The shark appeared to have rough, charcoal-colored skin and a small mouth with small sharp teeth along the top and bottom.
The image of the dead creature was shared on Facebook, leading to several theories about what kind of shark it is — some suggest it was a cookie cutter or a goblin shark.
Dean Grubbs, associate director of research at Florida State University Coastal and Marine Laboratory, said: News weekthat it resembles a dogfish.
The creepy creature is said to be a dogfish that is critically endangered across Australia from overfishing
The shark was caught by a fisherman Trapnman Bermagui on Sept 12.
He cast the nightmarish fish at his boat from more than 2,000 feet below the surface off the coast of New South Wales, Live Science reports.
Trapnman Bermagui shared a photo of the inanimate creature on Facebook, which has racked up more than 1,000 likes and sparked several theories about what kind of shark it was.
Several users posted that it was a cookie cutter shark, due to its small mouth and small, sharp teeth.
While many Facebook users thought the creature was a cookie cutter shark, an expert determined it to be a dogfish (pictured)
Others were stunned by the sea monster’s appearance, some saying it gave them “the big jitters.”
And a few people suggested it was a prehistoric creature.
But Fisher told Newsweek it’s “not a cookie cutter at all,” but a rough-skinned shark also known as a dogfish.
This species is found in the Indian Ocean, the Atlantic Ocean and parts of the Pacific Ocean.
According to the Shark Research Institutethis shark has smooth skin, but the recently caught shark had skin that resembled sandpaper.

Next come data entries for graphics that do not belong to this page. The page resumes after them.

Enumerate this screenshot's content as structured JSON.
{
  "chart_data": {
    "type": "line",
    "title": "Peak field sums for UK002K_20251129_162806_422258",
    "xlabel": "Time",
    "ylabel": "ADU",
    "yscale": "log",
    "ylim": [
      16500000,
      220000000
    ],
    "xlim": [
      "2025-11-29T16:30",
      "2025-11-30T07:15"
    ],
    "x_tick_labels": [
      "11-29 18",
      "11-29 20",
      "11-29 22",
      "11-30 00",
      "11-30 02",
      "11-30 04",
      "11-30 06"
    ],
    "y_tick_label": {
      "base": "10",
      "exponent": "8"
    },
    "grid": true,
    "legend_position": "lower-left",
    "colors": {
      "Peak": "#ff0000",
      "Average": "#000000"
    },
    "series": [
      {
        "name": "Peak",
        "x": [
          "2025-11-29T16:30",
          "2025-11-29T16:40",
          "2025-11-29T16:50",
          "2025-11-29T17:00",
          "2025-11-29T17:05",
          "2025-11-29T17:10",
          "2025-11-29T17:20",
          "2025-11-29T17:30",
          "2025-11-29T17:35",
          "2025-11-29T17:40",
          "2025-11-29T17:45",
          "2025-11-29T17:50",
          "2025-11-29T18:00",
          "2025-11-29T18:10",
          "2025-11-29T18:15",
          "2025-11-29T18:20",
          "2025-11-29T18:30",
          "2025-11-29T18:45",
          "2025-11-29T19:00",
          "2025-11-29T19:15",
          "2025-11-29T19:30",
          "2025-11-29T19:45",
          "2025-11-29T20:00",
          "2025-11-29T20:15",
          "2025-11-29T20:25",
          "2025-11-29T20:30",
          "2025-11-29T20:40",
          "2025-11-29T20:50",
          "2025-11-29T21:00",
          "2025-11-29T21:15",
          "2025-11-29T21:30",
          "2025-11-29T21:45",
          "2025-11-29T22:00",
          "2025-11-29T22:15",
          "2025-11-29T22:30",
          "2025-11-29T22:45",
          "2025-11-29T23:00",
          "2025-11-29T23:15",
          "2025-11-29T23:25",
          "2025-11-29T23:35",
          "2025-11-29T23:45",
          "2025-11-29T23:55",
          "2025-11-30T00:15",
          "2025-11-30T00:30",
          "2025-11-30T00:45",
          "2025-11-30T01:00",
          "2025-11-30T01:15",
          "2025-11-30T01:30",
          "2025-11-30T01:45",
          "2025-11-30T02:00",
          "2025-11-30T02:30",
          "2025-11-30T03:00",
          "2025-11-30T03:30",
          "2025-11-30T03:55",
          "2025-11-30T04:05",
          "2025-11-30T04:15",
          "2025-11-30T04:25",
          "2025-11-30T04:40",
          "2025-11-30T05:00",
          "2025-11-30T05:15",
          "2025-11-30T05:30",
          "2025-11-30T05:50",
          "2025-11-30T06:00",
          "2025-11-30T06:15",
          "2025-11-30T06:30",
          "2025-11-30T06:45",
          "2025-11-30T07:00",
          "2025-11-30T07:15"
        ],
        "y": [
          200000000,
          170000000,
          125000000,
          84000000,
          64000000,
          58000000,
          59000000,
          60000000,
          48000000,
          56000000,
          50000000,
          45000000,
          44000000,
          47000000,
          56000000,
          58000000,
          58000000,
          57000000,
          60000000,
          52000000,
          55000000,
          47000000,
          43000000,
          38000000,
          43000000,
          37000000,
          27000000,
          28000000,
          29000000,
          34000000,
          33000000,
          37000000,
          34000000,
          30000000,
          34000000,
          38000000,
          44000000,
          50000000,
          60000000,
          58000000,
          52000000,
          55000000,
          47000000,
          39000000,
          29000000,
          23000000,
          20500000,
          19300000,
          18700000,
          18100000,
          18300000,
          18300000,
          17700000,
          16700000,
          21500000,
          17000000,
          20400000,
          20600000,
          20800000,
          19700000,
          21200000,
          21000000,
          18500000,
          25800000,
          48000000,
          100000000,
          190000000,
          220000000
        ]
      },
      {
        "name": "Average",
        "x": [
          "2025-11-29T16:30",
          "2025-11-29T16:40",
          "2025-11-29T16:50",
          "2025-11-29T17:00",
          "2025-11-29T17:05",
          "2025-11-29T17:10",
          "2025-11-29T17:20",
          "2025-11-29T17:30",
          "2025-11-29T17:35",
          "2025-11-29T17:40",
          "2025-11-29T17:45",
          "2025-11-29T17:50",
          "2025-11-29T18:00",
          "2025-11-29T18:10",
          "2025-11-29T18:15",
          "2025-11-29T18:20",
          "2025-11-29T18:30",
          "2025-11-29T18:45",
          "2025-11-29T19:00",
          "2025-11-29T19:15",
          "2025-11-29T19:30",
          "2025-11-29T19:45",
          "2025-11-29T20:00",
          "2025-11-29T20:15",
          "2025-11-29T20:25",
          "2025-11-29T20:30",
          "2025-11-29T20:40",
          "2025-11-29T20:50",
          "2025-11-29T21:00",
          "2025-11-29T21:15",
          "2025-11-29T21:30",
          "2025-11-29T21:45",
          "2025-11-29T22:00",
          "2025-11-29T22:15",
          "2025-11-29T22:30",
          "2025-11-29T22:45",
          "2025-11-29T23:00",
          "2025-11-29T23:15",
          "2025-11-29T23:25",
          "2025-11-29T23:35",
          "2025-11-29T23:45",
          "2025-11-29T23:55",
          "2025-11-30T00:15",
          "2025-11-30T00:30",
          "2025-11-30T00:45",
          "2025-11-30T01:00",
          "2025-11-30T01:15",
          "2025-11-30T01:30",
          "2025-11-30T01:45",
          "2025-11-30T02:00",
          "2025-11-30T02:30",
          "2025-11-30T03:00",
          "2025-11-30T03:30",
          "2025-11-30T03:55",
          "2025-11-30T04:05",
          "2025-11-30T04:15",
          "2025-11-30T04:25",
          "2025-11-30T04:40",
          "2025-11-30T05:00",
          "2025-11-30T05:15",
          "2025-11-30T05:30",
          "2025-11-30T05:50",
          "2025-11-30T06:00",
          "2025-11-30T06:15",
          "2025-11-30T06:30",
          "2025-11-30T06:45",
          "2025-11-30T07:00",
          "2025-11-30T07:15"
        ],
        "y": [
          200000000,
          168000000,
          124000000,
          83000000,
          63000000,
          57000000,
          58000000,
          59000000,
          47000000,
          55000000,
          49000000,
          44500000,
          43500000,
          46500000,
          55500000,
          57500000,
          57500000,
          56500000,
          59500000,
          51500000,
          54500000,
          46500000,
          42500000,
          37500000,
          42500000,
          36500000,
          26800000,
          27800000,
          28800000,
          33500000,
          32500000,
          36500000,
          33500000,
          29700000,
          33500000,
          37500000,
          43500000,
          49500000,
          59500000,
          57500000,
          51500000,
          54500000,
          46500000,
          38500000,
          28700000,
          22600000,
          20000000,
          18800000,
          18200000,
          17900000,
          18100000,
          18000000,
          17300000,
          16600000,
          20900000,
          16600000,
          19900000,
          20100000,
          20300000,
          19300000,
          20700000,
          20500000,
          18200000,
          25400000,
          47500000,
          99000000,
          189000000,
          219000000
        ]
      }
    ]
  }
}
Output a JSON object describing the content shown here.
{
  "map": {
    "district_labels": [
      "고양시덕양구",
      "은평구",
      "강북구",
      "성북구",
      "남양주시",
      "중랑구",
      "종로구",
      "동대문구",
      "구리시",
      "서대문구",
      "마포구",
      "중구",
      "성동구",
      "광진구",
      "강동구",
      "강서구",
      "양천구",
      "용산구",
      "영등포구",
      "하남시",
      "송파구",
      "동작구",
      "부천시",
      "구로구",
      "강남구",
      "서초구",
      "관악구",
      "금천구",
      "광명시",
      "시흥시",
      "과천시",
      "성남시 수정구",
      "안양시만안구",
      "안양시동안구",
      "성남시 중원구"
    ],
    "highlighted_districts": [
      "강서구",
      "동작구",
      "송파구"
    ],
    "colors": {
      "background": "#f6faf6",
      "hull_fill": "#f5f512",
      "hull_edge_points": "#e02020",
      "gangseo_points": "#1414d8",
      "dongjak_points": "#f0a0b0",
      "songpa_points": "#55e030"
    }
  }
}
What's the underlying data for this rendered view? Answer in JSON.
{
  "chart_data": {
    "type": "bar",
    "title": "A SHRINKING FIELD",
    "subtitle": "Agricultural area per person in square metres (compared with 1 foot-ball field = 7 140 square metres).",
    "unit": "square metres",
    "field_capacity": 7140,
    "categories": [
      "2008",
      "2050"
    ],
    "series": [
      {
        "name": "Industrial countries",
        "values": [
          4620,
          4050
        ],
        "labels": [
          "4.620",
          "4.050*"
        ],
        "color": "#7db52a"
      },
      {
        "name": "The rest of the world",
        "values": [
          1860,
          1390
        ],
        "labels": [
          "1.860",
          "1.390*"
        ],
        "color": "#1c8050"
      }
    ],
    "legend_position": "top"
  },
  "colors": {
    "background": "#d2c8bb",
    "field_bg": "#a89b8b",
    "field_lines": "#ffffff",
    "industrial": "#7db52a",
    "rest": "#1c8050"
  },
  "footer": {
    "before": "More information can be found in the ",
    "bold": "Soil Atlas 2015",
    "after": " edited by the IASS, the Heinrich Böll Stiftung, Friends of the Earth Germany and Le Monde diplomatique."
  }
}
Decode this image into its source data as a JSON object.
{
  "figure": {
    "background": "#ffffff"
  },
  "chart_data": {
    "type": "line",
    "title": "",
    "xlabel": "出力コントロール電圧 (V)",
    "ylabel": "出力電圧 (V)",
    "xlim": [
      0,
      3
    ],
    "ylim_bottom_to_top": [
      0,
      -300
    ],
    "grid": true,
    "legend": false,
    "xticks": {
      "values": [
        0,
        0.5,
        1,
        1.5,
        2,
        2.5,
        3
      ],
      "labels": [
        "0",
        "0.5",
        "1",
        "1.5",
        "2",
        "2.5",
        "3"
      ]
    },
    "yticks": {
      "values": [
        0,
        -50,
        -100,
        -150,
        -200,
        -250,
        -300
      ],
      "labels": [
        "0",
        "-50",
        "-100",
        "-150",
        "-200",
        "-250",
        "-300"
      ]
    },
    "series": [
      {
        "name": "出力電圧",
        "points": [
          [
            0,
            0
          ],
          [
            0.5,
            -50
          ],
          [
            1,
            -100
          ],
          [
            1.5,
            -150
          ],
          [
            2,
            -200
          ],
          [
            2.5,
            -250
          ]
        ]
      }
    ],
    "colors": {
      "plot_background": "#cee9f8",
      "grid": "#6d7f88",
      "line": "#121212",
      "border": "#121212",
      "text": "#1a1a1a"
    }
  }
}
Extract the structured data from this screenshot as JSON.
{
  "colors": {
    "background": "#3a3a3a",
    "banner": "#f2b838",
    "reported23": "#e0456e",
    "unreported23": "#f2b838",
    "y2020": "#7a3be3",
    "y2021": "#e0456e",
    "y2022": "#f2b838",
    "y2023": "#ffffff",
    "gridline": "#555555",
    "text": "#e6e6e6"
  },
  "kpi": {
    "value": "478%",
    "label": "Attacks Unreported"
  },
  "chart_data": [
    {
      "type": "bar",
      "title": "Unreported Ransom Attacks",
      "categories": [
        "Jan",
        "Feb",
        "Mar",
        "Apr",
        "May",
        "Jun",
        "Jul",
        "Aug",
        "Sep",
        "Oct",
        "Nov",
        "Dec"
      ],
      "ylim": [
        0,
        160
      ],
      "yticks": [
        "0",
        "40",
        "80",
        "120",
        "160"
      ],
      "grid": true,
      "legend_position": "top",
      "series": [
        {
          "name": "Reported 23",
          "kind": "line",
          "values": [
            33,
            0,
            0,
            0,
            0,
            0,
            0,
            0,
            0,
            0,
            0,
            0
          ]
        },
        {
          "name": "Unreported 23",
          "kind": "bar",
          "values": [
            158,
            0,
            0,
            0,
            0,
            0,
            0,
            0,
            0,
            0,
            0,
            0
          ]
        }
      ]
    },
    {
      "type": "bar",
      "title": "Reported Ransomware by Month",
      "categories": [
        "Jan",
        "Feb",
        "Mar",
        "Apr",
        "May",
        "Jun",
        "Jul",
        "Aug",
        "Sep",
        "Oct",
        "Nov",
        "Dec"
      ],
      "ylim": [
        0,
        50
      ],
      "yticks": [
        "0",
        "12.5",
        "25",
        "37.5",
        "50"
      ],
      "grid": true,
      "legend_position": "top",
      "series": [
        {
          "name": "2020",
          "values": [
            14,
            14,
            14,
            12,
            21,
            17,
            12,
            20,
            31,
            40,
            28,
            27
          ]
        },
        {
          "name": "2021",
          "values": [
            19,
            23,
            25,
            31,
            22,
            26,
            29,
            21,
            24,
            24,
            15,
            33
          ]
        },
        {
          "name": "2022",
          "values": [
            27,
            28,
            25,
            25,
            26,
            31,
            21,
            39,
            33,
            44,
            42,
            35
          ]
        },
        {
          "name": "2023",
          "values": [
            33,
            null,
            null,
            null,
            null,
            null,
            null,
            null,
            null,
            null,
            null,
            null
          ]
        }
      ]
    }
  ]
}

This could be because the shark is dead.
This species is also recognizable by its short first dorsal fin and the second higher than other sharks.
Males can grow up to 2.6 feet in length while females can grow up to three feet in length.
And the spiny dogfish is critically endangered in the region around Australia.
The sharks are a hot item for fisheries that use their oil and meat.